Without a “Science of the Singularity” it is hard to say why such an event should occur, trace its constraints, or fit it properly within various contexts. This is addressed somewhat by the activity in the AGI and AI fields, and therefore Vernor Vinge’s idea of the Technological Singularity appears to be on firmer scientific footing than Ray Kurzweil’s idea.

Partly because of this lack of a specific “Science of the Singularity” my focus on these ideas have been greatly modified in the past four years: instead of the heady far future, I am much more interested in near term prospects, benefits, and consequences understood within a framework of “technology”, “engineering”, and similar contexts. It is all I can do to keep up with accelerating technological progress over the next few years, let alone over the next several decades. At the most recent Singularity Summit I saw this in many other attendees and speakers. There was a shift of emphasis from the Singularity itself to business plans for emerging technologies coming much sooner.

In this I find support for the direction Frontier Channel has taken. The Technological Singularity will remain a framework by which we can explore emerging technologies and trends and how they may potentially merge, but the emphasis will be on the near-term rather than more “fringy” speculation. With cryonics I will focus more on the science of cryopreservation and scientific breakthroughs related to retrieving viable biological material than the possible technologies that might someday bring a person back to life. With transhumanism I will focus on the social movement and recognition of the impact of science and technology on humanity rather than speculate about a posthuman future.
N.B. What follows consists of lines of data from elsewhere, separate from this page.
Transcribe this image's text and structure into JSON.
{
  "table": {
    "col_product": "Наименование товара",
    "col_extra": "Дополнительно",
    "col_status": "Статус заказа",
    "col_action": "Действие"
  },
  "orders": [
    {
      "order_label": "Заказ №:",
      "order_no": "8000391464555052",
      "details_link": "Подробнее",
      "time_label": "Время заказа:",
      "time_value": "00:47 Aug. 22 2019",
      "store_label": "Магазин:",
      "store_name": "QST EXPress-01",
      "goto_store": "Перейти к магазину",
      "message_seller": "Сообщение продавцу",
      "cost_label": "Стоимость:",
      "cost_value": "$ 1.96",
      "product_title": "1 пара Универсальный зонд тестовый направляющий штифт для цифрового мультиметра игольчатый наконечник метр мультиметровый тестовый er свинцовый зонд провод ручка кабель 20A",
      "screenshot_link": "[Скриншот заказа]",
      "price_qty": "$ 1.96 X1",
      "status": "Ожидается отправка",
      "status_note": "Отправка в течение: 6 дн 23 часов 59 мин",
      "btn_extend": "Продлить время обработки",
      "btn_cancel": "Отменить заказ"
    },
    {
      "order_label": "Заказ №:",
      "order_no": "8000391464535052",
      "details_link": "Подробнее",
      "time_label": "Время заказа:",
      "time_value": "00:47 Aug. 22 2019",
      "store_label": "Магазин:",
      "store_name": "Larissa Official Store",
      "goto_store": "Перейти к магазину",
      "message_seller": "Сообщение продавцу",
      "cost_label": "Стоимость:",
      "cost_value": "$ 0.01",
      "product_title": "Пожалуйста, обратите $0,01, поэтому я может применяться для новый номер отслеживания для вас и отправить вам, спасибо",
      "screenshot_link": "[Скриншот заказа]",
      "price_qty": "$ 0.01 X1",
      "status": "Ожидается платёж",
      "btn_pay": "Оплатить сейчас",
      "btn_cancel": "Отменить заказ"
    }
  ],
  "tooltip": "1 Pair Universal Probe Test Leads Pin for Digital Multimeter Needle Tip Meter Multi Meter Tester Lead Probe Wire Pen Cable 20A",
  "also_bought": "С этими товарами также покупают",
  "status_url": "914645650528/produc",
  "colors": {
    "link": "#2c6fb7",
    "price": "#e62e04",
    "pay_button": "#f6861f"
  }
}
And of course I will continue to report on the latest planetary science findings, an exciting field far removed from the fringe but even more compelling than science fiction led us to believe in those days before spacecraft visited the planets and their moons and before astronomers captured the first visible light images of exoplanets. Discovery backed by compelling evidence and data provides a depth of joy and consequence pseudoscience can never provide and fringe science cannot until it has been built on a firmer foundation.